L'aspect juridique est avant tout une contrainte qui n'a d'existence que s'il est possible de l'appliquer.

Illustrons ce propos. Qui est responsable en cas de choc succédant à la téléportation de deux individus ? Supposons qu'un homme soit devant la statue de Stanislas à Nancy et une femme devant le Capitole à Toulouse. Tous les deux décident de se téléporter au même moment devant la tombe du soldat inconnu sous l'Arc de Triomphe. Le choc est inévitable. Qui en est responsable ? Que dit la loi ? Elle ne dit rien, car, aujourd'hui la téléportation des êtres humains n'est pas possible, donc le cas n'est pas envisageable. Maintenant, si l'homme et la femme avaient pris leur voiture et s'étaient entrechoqués au niveau de la Place de l'Étoile, là, la loi aurait pu statuer sur la responsabilité de l'un ou de l'autre. La fiction, qui vient d'être raccontée, exploite une impossibilité technique. Mais il existe aussi des cas où la loi s'interdit de s'appliquer, comme les vides juridiques, où la possibilité technique n'a pas été encadrée juridiquement, ou les non-lieux, où les éléments portés à la Justice sont insuffisants pour qu'elle ne se prononce.

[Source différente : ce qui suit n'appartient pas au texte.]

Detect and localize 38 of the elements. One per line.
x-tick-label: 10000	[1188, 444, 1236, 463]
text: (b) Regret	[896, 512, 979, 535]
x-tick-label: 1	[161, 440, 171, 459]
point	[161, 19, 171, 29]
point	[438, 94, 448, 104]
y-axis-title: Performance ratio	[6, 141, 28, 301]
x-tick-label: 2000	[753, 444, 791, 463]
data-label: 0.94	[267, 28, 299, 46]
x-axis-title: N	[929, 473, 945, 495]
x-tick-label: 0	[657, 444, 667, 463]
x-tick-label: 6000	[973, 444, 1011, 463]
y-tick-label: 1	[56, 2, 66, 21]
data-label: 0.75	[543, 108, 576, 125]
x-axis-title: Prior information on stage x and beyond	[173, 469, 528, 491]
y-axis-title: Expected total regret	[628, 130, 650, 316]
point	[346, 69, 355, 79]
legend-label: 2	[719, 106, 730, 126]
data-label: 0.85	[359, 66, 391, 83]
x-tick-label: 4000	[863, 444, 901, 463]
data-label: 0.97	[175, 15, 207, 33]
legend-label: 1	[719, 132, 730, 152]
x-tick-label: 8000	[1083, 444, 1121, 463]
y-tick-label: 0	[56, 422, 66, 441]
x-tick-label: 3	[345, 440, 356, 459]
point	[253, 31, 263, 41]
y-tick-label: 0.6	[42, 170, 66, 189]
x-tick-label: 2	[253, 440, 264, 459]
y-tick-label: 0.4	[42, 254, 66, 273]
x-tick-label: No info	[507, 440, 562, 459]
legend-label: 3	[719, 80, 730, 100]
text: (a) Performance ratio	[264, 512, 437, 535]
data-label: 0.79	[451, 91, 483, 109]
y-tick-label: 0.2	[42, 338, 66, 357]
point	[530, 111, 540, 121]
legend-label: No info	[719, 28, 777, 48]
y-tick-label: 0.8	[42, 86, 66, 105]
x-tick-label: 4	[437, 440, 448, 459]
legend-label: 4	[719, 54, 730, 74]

Quand il s'applique, l'aspect juridique sanctionne par l'amende et la privation. Cette dernière commence par la confiscation, éventuellement suivi de la destruction du bien mis en cause, et se poursuit dans la restriction des libertés, jusqu'à l'emprisonnement. Ignorer la loi, c'est prendre le risque de voyager à court terme : ce qui, pour une pérégrination, n'a strictement aucun intérêt.